The data we generate, based on determinist assumptions and imperfect methodologies, could end up shaping populations and building worlds in their own image.” Data we generate does shape a city and hence people who live in that city, But what is the alternative to using instruments that measure behavior and provide data to create such environments? How else can we design technologies without monitoring a human’s behavior?

 

  1. “Circuits are the new topology of this terrain, once dominated by tunnels and tracks. while such systems are environmentally “smart” — they eliminate noisy, polluting garbage trucks; minimize landfill waste; and reduce offensive smells — they also cultivate an out-of-sight, out-of-mind public consciousness.”

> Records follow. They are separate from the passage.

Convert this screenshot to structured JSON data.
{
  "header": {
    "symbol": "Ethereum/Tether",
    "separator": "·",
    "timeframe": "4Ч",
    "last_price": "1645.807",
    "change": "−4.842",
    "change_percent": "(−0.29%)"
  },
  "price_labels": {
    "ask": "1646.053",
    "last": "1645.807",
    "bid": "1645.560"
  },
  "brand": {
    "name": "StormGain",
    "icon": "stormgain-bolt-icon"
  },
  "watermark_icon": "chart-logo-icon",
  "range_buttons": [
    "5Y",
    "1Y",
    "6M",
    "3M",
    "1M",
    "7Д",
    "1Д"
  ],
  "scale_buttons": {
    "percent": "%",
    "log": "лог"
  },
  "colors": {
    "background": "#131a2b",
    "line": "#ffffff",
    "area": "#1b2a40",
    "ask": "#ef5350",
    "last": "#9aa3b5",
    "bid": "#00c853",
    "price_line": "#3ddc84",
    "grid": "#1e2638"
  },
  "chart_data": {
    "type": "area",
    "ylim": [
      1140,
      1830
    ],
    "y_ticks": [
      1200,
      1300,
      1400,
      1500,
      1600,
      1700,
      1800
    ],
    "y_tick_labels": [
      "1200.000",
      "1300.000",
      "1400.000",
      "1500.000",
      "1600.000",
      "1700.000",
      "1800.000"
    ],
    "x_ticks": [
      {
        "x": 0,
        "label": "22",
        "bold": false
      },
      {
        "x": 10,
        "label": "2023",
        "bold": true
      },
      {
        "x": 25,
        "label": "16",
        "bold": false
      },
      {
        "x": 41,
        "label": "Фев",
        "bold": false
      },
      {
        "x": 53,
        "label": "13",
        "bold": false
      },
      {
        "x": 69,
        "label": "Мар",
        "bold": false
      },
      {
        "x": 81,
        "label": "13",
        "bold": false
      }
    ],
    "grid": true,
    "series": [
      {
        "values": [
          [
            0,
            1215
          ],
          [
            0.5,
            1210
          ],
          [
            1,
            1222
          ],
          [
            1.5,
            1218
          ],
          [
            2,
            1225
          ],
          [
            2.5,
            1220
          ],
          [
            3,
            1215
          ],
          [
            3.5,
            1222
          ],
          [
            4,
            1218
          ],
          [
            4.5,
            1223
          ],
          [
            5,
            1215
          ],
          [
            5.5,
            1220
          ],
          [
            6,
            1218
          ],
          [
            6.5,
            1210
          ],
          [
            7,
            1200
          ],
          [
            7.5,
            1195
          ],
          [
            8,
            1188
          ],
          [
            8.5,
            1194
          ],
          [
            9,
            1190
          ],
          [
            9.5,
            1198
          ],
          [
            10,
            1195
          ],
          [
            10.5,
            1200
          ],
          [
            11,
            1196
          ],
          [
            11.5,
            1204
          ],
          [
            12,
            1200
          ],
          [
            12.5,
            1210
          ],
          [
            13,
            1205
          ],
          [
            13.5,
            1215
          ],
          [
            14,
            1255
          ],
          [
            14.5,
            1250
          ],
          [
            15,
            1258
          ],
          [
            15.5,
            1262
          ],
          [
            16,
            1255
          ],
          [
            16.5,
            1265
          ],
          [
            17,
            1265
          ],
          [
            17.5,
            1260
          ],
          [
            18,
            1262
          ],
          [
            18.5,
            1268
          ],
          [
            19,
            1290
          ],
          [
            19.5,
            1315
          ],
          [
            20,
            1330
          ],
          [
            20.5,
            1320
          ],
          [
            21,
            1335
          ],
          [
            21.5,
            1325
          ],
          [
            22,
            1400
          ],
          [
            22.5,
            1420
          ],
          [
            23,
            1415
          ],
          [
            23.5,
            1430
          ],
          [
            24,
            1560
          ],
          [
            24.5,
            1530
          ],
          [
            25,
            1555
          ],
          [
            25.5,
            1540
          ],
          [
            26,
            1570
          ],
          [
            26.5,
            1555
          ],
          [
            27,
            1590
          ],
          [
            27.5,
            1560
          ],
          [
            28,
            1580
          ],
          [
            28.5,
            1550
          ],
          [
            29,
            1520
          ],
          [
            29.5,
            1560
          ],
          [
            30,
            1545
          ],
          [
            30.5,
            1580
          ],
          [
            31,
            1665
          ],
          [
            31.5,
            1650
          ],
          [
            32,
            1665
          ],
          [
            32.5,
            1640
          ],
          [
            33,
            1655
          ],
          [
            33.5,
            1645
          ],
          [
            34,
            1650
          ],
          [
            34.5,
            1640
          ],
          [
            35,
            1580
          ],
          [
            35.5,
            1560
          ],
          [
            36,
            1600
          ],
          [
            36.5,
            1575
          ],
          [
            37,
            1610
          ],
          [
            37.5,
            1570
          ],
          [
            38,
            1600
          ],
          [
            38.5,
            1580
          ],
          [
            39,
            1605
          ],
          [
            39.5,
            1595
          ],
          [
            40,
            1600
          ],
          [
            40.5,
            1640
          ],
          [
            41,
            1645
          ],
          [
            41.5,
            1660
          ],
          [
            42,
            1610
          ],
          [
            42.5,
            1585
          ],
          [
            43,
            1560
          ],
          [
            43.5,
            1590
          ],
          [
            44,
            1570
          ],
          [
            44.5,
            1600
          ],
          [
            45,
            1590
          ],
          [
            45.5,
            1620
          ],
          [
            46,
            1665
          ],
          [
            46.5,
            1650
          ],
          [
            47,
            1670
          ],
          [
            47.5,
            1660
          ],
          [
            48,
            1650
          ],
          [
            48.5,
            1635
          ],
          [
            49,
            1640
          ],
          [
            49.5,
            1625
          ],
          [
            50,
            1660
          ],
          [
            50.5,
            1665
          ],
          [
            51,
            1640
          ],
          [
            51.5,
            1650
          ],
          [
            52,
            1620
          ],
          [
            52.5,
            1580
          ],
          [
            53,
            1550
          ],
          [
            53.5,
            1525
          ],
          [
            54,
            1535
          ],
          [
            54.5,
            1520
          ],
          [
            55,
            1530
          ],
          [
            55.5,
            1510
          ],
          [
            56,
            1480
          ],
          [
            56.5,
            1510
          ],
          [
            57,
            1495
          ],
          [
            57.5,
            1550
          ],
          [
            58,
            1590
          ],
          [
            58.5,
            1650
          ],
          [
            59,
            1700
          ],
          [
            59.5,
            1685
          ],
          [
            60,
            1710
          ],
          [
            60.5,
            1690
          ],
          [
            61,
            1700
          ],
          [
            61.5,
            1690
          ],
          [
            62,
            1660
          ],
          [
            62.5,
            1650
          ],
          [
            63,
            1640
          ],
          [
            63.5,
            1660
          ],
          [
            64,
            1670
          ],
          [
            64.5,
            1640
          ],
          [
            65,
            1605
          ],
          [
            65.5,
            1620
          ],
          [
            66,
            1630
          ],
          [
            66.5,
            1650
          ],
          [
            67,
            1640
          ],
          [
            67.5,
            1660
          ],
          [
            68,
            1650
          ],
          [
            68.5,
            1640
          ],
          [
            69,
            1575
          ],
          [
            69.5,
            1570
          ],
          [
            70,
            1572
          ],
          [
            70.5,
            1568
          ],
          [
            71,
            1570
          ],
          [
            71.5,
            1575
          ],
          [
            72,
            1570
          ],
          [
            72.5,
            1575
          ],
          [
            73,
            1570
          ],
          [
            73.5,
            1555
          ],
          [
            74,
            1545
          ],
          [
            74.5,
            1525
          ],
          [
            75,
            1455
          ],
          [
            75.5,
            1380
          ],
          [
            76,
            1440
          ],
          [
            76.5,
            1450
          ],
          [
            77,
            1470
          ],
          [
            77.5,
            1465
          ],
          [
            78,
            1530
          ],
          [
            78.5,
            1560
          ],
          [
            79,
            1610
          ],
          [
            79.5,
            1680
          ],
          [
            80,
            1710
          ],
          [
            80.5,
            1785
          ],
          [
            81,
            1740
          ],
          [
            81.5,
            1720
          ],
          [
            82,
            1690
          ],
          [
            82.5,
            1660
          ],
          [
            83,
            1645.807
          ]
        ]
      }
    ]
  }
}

Does this new topology need to adopt an out-of-sight and out-of-mind attitude? How are citizens and users (transient) affected and or their needs and wants addressed by smart cities? Do Test beds such as Hudson Yards consider data from different users and citizens relative to physical and information infrastructure?

 

 

A Framework for Computational Urban Planning – Kontokosta

 

  1. “Focusing on the neighborhood scale also allows for a meaningful interaction with, and participation by, the people who live, work, and play in that space and shifts the emphasis of data-driven design away from top-down routinization to a human- centric problem-solving.” Even though this shift from a city to a neighborhood scale may provide more opportunities to connect and engage with local residents in problem identification, data interpretation and problem solving, however it still does not take cultural, political , religious etc into consideration. A more focused approach would help identify issues more clearly but how would these problems be addressed; by the community of people themselves (participatory) or by the investors and designers of these test beds? How can ‘strength of social interaction’ be quantified? How can the unquantifiable be quantified for data collection necessary for smart cities and quantified communities?

 

  1. “The ability to test, refine, and scale the types of sensor technologies and modeling techniques described here represents a significant advancement in defining the usefulness, viability, and implementation of ubiquitous urban sensing.” Real-time feedback is one way of studying the human behavior affectively, what other ways constitute to studying the human behavior effectively without quantifying date. Is a human-centric view of urban sensing an effective strategy to understand the relationship and interaction between humans, sensors and data? Such as static sensor peering and mobile sensor peering.

 

  1. ‘in particular, the intention is to use the instrumentation framework and collected data to address specific challenges and urban problems relevant to, and defined by the local community.’ By involving communities of different scales and different types, would it not make it more complicated and difficult to create a well fit integrated model into different communities? Since every community is different, how effective would this model be?